I repeat: who will fill the vacuum that Baba has created in my knowledge, comprehension and appreciation of the English language? Nobody can do it authoritatively and with professorial panache as Pa Oguntunase did up till last month! Not even Prof. Adidi Uyo, Phrank Shuaibu, Martins Oloja, Dr. Stanley Nduagu, Ndaeyo Uko, Charles Iyoha, Sunny Agbontaen, Kola Danisa et al…who, who, who…with all due respect to these highly cerebral and grammatical friends of mine? If I had the power of resurrection, Pa Oguntunase, of course, will not spend a minute in the mortuary!

How I wish Baba had been alive to mark his 80th birthday next year amid pomp and circumstance! The rites for Pa Oguntunase hold on July 14 and 15, 2017, in Aiyedun, Ekiti, Ekiti State. May the soul of “oga mi” (as he used to fondly call me) rest in peace (not “perfect peace”)!

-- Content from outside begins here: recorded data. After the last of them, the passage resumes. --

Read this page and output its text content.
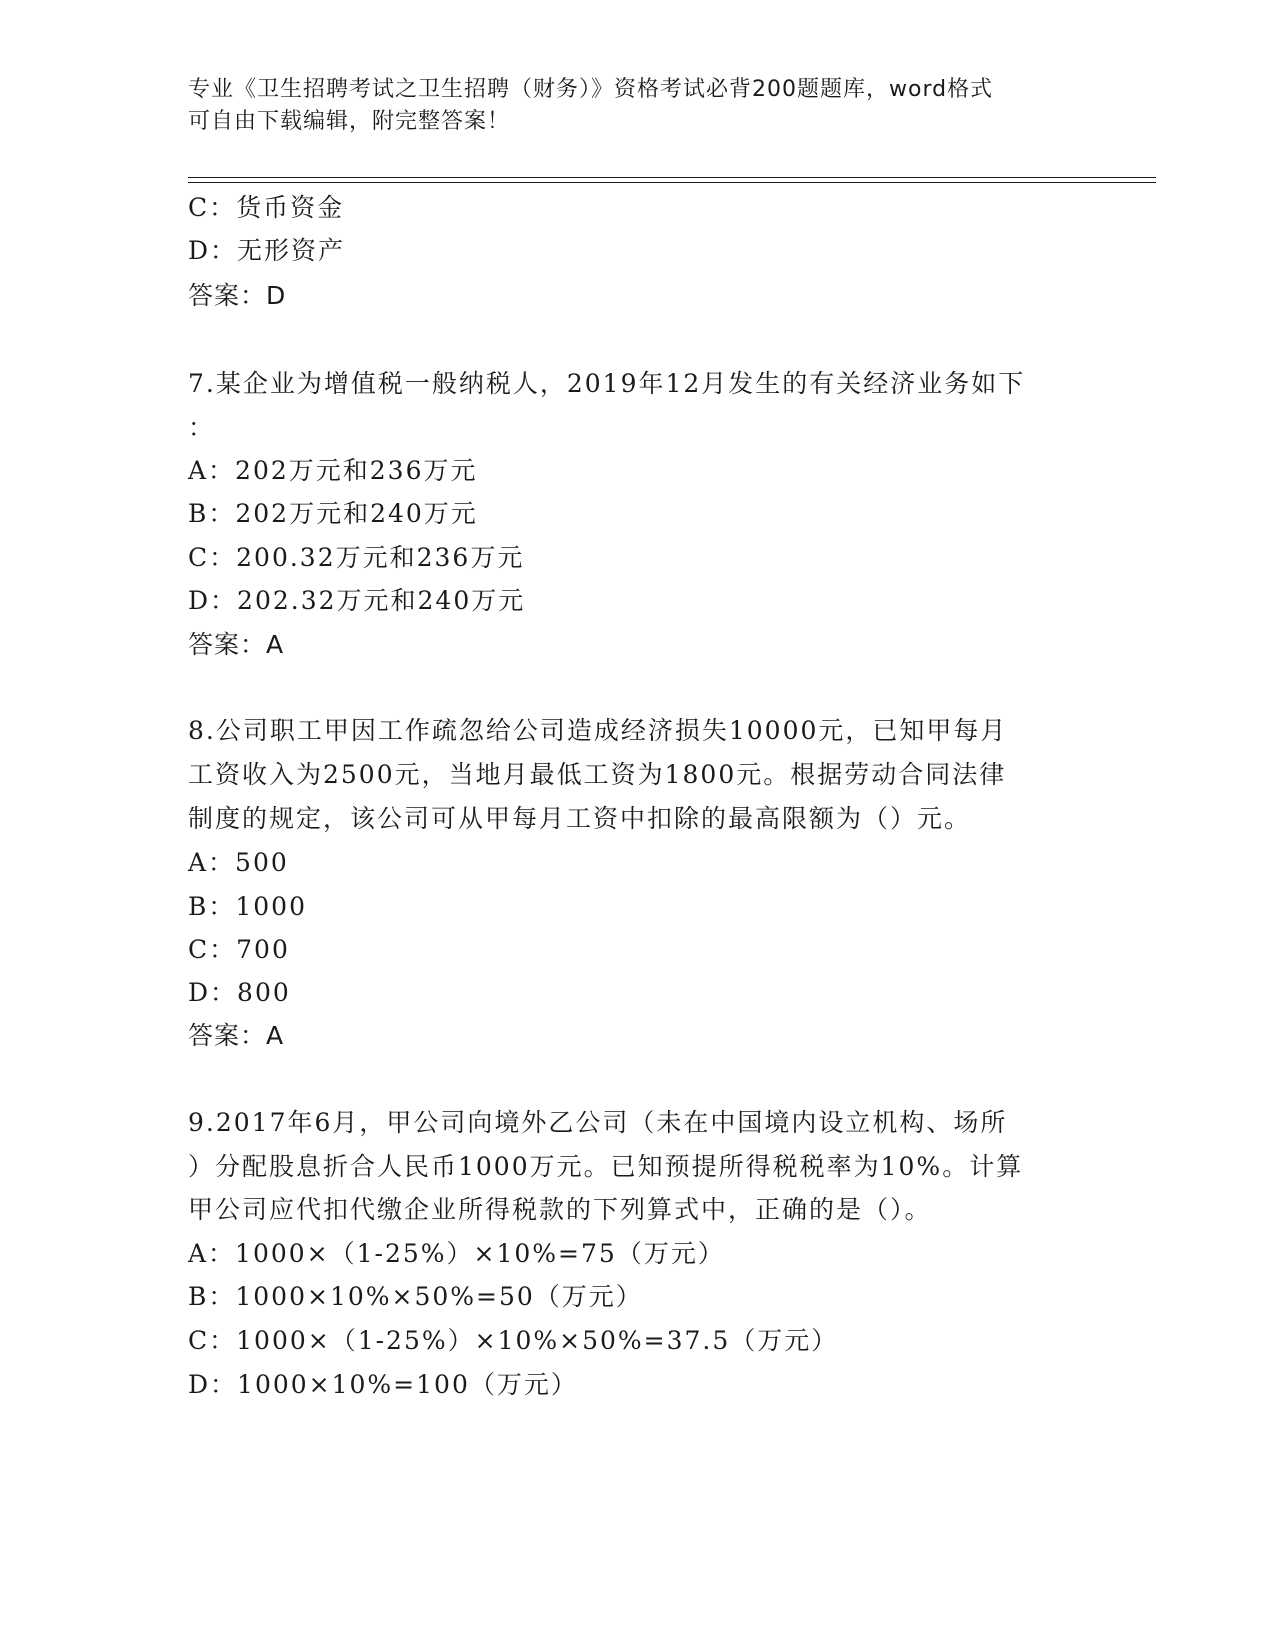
专业《卫生招聘考试之卫生招聘（财务）》资格考试必背200题题库，word格式
可自由下载编辑，附完整答案！
C：货币资金
D：无形资产
答案：D
7.某企业为增值税一般纳税人，2019年12月发生的有关经济业务如下
：
A：202万元和236万元
B：202万元和240万元
C：200.32万元和236万元
D：202.32万元和240万元
答案：A
8.公司职工甲因工作疏忽给公司造成经济损失10000元，已知甲每月
工资收入为2500元，当地月最低工资为1800元。根据劳动合同法律
制度的规定，该公司可从甲每月工资中扣除的最高限额为（）元。
A：500
B：1000
C：700
D：800
答案：A
9.2017年6月，甲公司向境外乙公司（未在中国境内设立机构、场所
）分配股息折合人民币1000万元。已知预提所得税税率为10%。计算
甲公司应代扣代缴企业所得税款的下列算式中，正确的是（）。
A：1000×（1-25%）×10%=75（万元）
B：1000×10%×50%=50（万元）
C：1000×（1-25%）×10%×50%=37.5（万元）
D：1000×10%=100（万元）
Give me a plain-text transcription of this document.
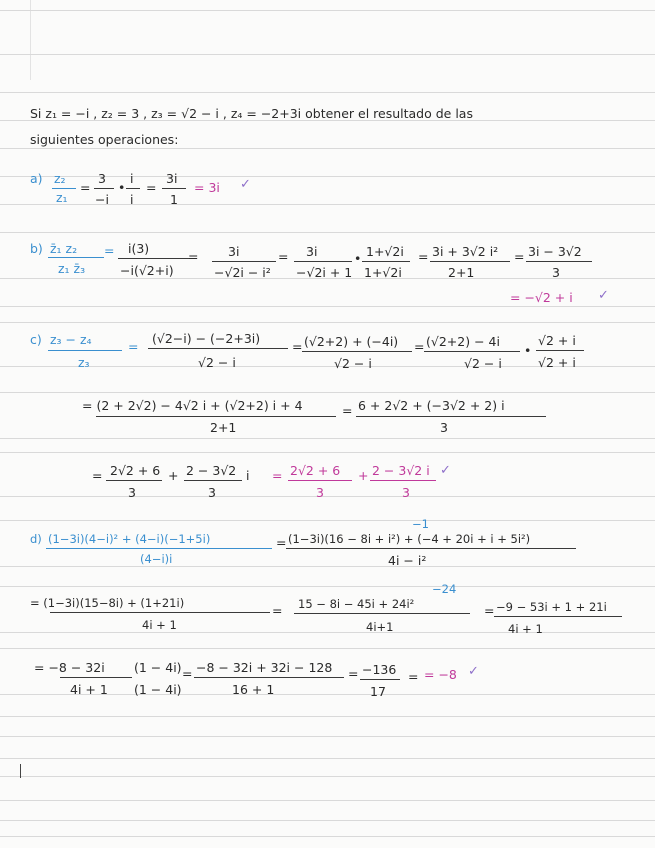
Si z₁ = −i , z₂ = 3 , z₃ = √2 − i , z₄ = −2+3i obtener el resultado de las
siguientes operaciones:
a) z₂
z₁
=
3
−i
•
i
i
=
3i
1
= 3i ✓
b) z̄₁ z₂
z₁ z̄₃
= i(3)
−i(√2+i)
= 3i
−√2i − i²
= 3i
−√2i + 1
• 1+√2i
1+√2i
= 3i + 3√2 i²
2+1
= 3i − 3√2
3
= −√2 + i ✓
c) z₃ − z₄
z₃
=
(√2−i) − (−2+3i)
√2 − i
= (√2+2) + (−4i)
√2 − i
= (√2+2) − 4i
√2 − i
•
√2 + i
√2 + i
= (2 + 2√2) − 4√2 i + (√2+2) i + 4
2+1
= 6 + 2√2 + (−3√2 + 2) i
3
= 2√2 + 6
3
+ 2 − 3√2
3
i = 2√2 + 6
3
+ 2 − 3√2 i
3
✓
d) (1−3i)(4−i)² + (4−i)(−1+5i)
(4−i)i
=
−1
(1−3i)(16 − 8i + i²) + (−4 + 20i + i + 5i²)
4i − i²
= (1−3i)(15−8i) + (1+21i)
4i + 1
=
−24
15 − 8i − 45i + 24i²
4i+1
= −9 − 53i + 1 + 21i
4i + 1
= −8 − 32i
4i + 1
(1 − 4i)
(1 − 4i)
= −8 − 32i + 32i − 128
16 + 1
= −136
17
= = −8 ✓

Anytime—and which is almost every time—I see the stupendous collection of brand-new books you gifted me at different times over the years on my desk in my mini-library in the expansive sitting-room, the feeling is indescribable!  I lack words to describe our relationship, your love for me (and other people) and your exit. If you were alive, I could have run to you to provide the words!

  Good night egbon mi, oga mi, teacher, friend, cousin and my English language compass and navigator. There can never be another Solomon Adebayo Oguntunase! For the second time, I wept and sobbed as I did this tribute.